3. Über Querfinanzierungen muss nachgedacht werden
Wo können in Zukunft Einnahmequellen abseits des Online-Angebots und der Printausgabe generiert werden? Eine entscheidende Frage. Natürlich ist der Axel-Springer-Konzern da kein wirkliches journalistisches Vorbild, doch sollte intensiv darüber nachgedacht werden, wie der Journalismus zukünftig durch andere Unternehmensteile mitfinanziert wird. Wenn es auch ohne Querfinanzierung in Zukunft kaum gehen wird, so ist es doch sehr heikel. Die eigene Reputation, die eigene Glaubwürdigkeit darf hier nicht aufs Spiel gesetzt werden.
4. Gründet Future Labs, liebe Medienhäuser
Wenn investiert werden muss, dann heute. Investieren in die Zukunft heißt: überleben. Gründet Abteilungen, die nicht reagieren und zuschauen, sondern die Zukunft selbst gestalten. Kopiert Eure Webseiten nicht, lasst Eure langweiligen und alle gleich aussehenden Apps nicht von denselben externen Unternehmen programmieren: macht es selbst. Ihr seid die Profis, nicht der Programmierer, dessen Herz nicht an Eurem Produkt, Eurer Zeitung hängt. Baut Euch Eure eigene Zukunft, wie sie beispielsweise in Minority Report zu sehen ist. Dort wurden mehrere Zukunftsstudien verarbeitet. Wo sind Eure Ideen? Nehmt dabei Eure Leser mit. Ihr wollt eine Zukunft haben? Baut sie Euch selbst. Mit Euren Partnern und Lesern.
5. Habt Mut, kein Angst
Wer Mut hat, handelt proaktiv, wer Angst hat, handelt reaktiv. Wer reaktiv handelt, hat bereits verloren, wer proaktiv handelt, hält das Zepter des Handelns in der Hand. Hört auf zu jammern, das will kein Mensch hören. Bietet den Menschen eine gemeinsame Zukunft an. Untergangsszenarien mögen sich gut verkaufen -heute. Doch was ist mit morgen? Zum mutig sein gehört es auch, Fehler zu machen. Es werden noch viele Fehler geschehen, doch jeder Fehler bedeutet eine neue Erfahrung.

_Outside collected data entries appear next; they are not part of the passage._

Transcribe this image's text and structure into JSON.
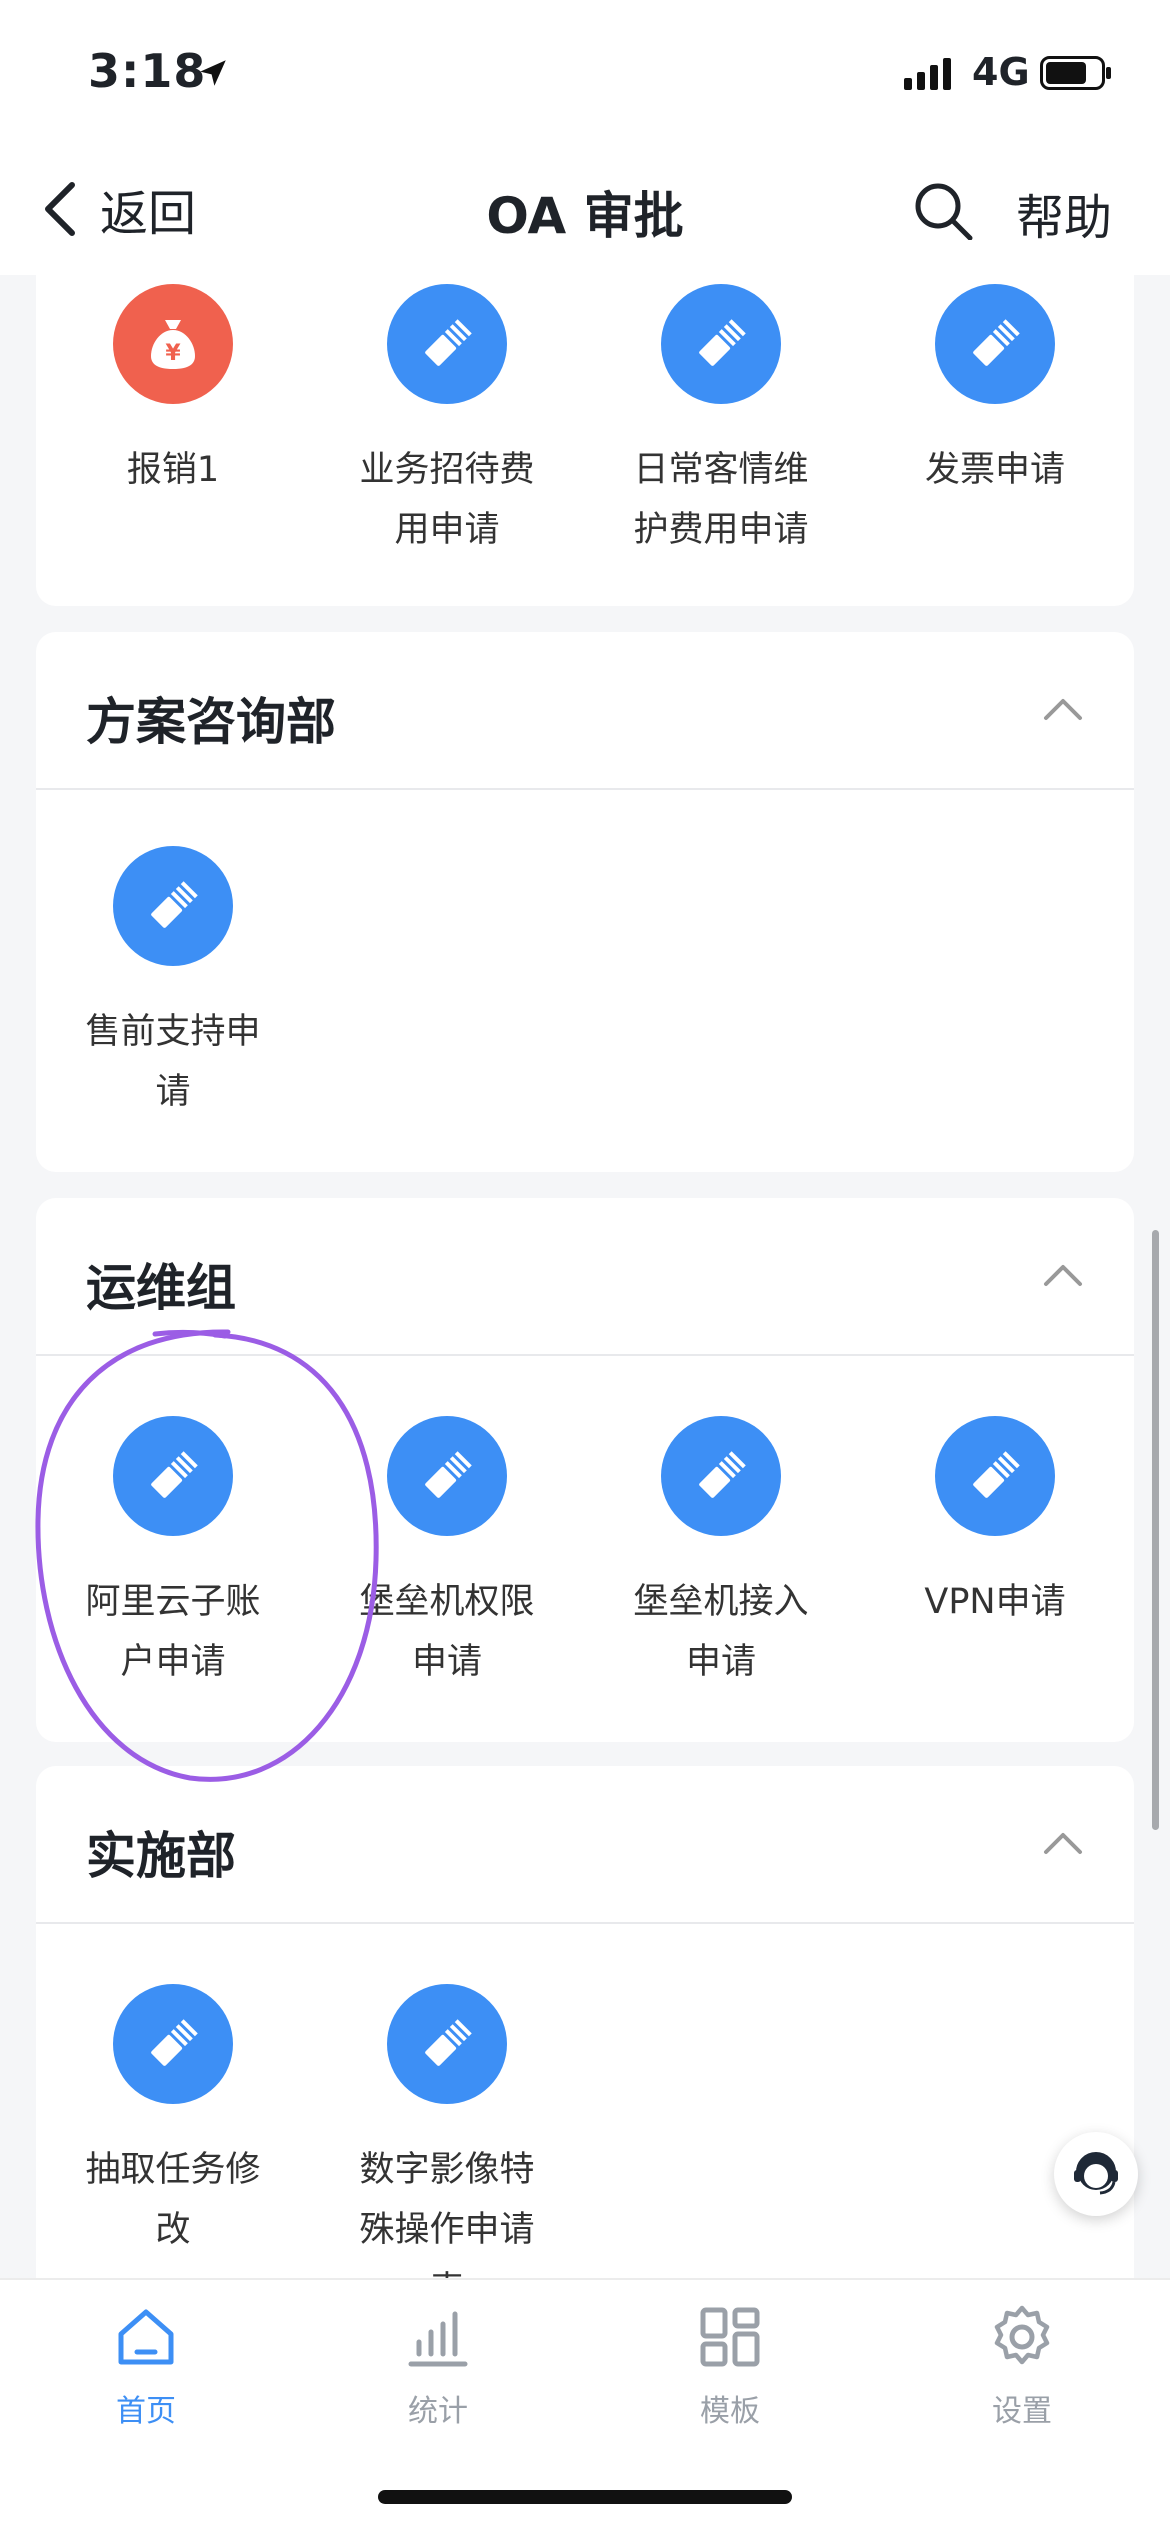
{
  "status": {
    "time": "3:18",
    "network": "4G"
  },
  "nav": {
    "back_label": "返回",
    "title": "OA 审批",
    "help_label": "帮助"
  },
  "sections": [
    {
      "title": "",
      "items": [
        {
          "label": "报销1",
          "icon": "money-bag-icon",
          "color": "#f0614e"
        },
        {
          "label": "业务招待费用申请",
          "icon": "form-icon",
          "color": "#3d8ff5"
        },
        {
          "label": "日常客情维护费用申请",
          "icon": "form-icon",
          "color": "#3d8ff5"
        },
        {
          "label": "发票申请",
          "icon": "form-icon",
          "color": "#3d8ff5"
        }
      ]
    },
    {
      "title": "方案咨询部",
      "items": [
        {
          "label": "售前支持申请",
          "icon": "form-icon",
          "color": "#3d8ff5"
        }
      ]
    },
    {
      "title": "运维组",
      "items": [
        {
          "label": "阿里云子账户申请",
          "icon": "form-icon",
          "color": "#3d8ff5"
        },
        {
          "label": "堡垒机权限申请",
          "icon": "form-icon",
          "color": "#3d8ff5"
        },
        {
          "label": "堡垒机接入申请",
          "icon": "form-icon",
          "color": "#3d8ff5"
        },
        {
          "label": "VPN申请",
          "icon": "form-icon",
          "color": "#3d8ff5"
        }
      ]
    },
    {
      "title": "实施部",
      "items": [
        {
          "label": "抽取任务修改",
          "icon": "form-icon",
          "color": "#3d8ff5"
        },
        {
          "label": "数字影像特殊操作申请表",
          "icon": "form-icon",
          "color": "#3d8ff5"
        }
      ]
    }
  ],
  "tabs": [
    {
      "label": "首页",
      "icon": "home-icon",
      "active": true
    },
    {
      "label": "统计",
      "icon": "chart-icon",
      "active": false
    },
    {
      "label": "模板",
      "icon": "grid-icon",
      "active": false
    },
    {
      "label": "设置",
      "icon": "gear-icon",
      "active": false
    }
  ],
  "colors": {
    "accent": "#3d8ff5",
    "annotation": "#9b5de5"
  }
}
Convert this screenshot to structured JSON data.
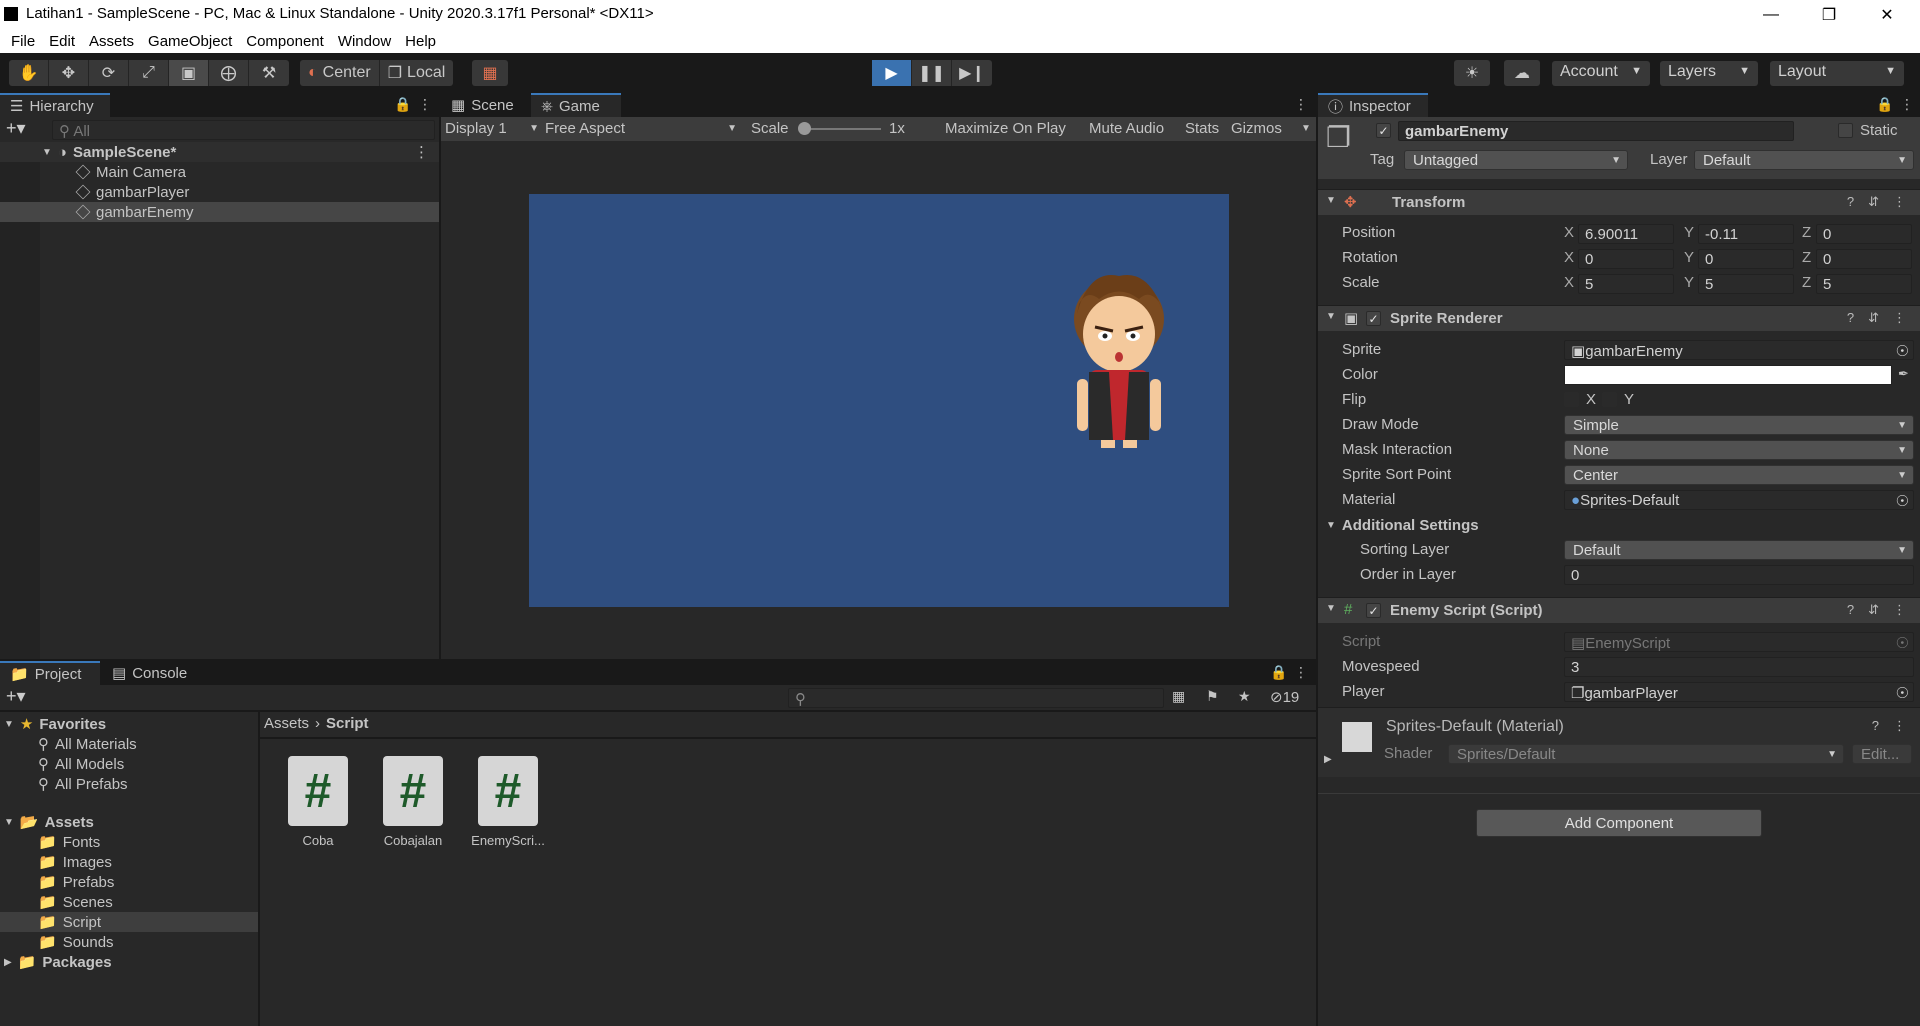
{
  "window": {
    "title": "Latihan1 - SampleScene - PC, Mac & Linux Standalone - Unity 2020.3.17f1 Personal* <DX11>"
  },
  "menu": [
    "File",
    "Edit",
    "Assets",
    "GameObject",
    "Component",
    "Window",
    "Help"
  ],
  "toolbar": {
    "pivot": "Center",
    "space": "Local",
    "account": "Account",
    "layers": "Layers",
    "layout": "Layout"
  },
  "hierarchy": {
    "tab": "Hierarchy",
    "search_placeholder": "All",
    "scene": "SampleScene*",
    "items": [
      "Main Camera",
      "gambarPlayer",
      "gambarEnemy"
    ]
  },
  "game": {
    "tabs": [
      "Scene",
      "Game"
    ],
    "display": "Display 1",
    "aspect": "Free Aspect",
    "scale_label": "Scale",
    "scale_value": "1x",
    "buttons": [
      "Maximize On Play",
      "Mute Audio",
      "Stats",
      "Gizmos"
    ],
    "background_color": "#2f4e80"
  },
  "project": {
    "tabs": [
      "Project",
      "Console"
    ],
    "hidden_count": "19",
    "favorites_label": "Favorites",
    "favorites": [
      "All Materials",
      "All Models",
      "All Prefabs"
    ],
    "assets_label": "Assets",
    "folders": [
      "Fonts",
      "Images",
      "Prefabs",
      "Scenes",
      "Script",
      "Sounds"
    ],
    "packages_label": "Packages",
    "breadcrumb": [
      "Assets",
      "Script"
    ],
    "files": [
      "Coba",
      "Cobajalan",
      "EnemyScri..."
    ]
  },
  "inspector": {
    "tab": "Inspector",
    "object_name": "gambarEnemy",
    "static_label": "Static",
    "tag_label": "Tag",
    "tag_value": "Untagged",
    "layer_label": "Layer",
    "layer_value": "Default",
    "transform": {
      "title": "Transform",
      "rows": [
        {
          "label": "Position",
          "x": "6.90011",
          "y": "-0.11",
          "z": "0"
        },
        {
          "label": "Rotation",
          "x": "0",
          "y": "0",
          "z": "0"
        },
        {
          "label": "Scale",
          "x": "5",
          "y": "5",
          "z": "5"
        }
      ]
    },
    "sprite_renderer": {
      "title": "Sprite Renderer",
      "sprite_label": "Sprite",
      "sprite_value": "gambarEnemy",
      "color_label": "Color",
      "flip_label": "Flip",
      "flip_x": "X",
      "flip_y": "Y",
      "draw_mode_label": "Draw Mode",
      "draw_mode_value": "Simple",
      "mask_label": "Mask Interaction",
      "mask_value": "None",
      "sort_point_label": "Sprite Sort Point",
      "sort_point_value": "Center",
      "material_label": "Material",
      "material_value": "Sprites-Default",
      "additional_label": "Additional Settings",
      "sorting_layer_label": "Sorting Layer",
      "sorting_layer_value": "Default",
      "order_label": "Order in Layer",
      "order_value": "0"
    },
    "enemy_script": {
      "title": "Enemy Script (Script)",
      "script_label": "Script",
      "script_value": "EnemyScript",
      "movespeed_label": "Movespeed",
      "movespeed_value": "3",
      "player_label": "Player",
      "player_value": "gambarPlayer"
    },
    "material": {
      "title": "Sprites-Default (Material)",
      "shader_label": "Shader",
      "shader_value": "Sprites/Default",
      "edit_label": "Edit..."
    },
    "add_component": "Add Component"
  }
}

Thomas Edison hat ungefähr 2.000 Versuche benötigt, um seine Glühbirne zu bauen. Er sagte daraufhin: “Gescheitert bin ich nicht, ich kenne 2.000 Wege wie man Glühbirnen nicht bauen darf.” Und dann hat ein einziger Versuch ausgereicht, um zum Erfolg zu kommen (Quelle: National Treasure).
Diese Gedanken sind selbstverständlich nur eine lose Gedankensammlung, teilweise vielleicht reine Utopie. Doch Grabenkämpfe gegen die eigenen Leser, gegen die Internetgiganten werden unweigerlich zum Scheitern führen. Was jetzt gefragt ist, was gestern schon gefragt war, sind Ideen. Für eine Zukunft des Journalismus.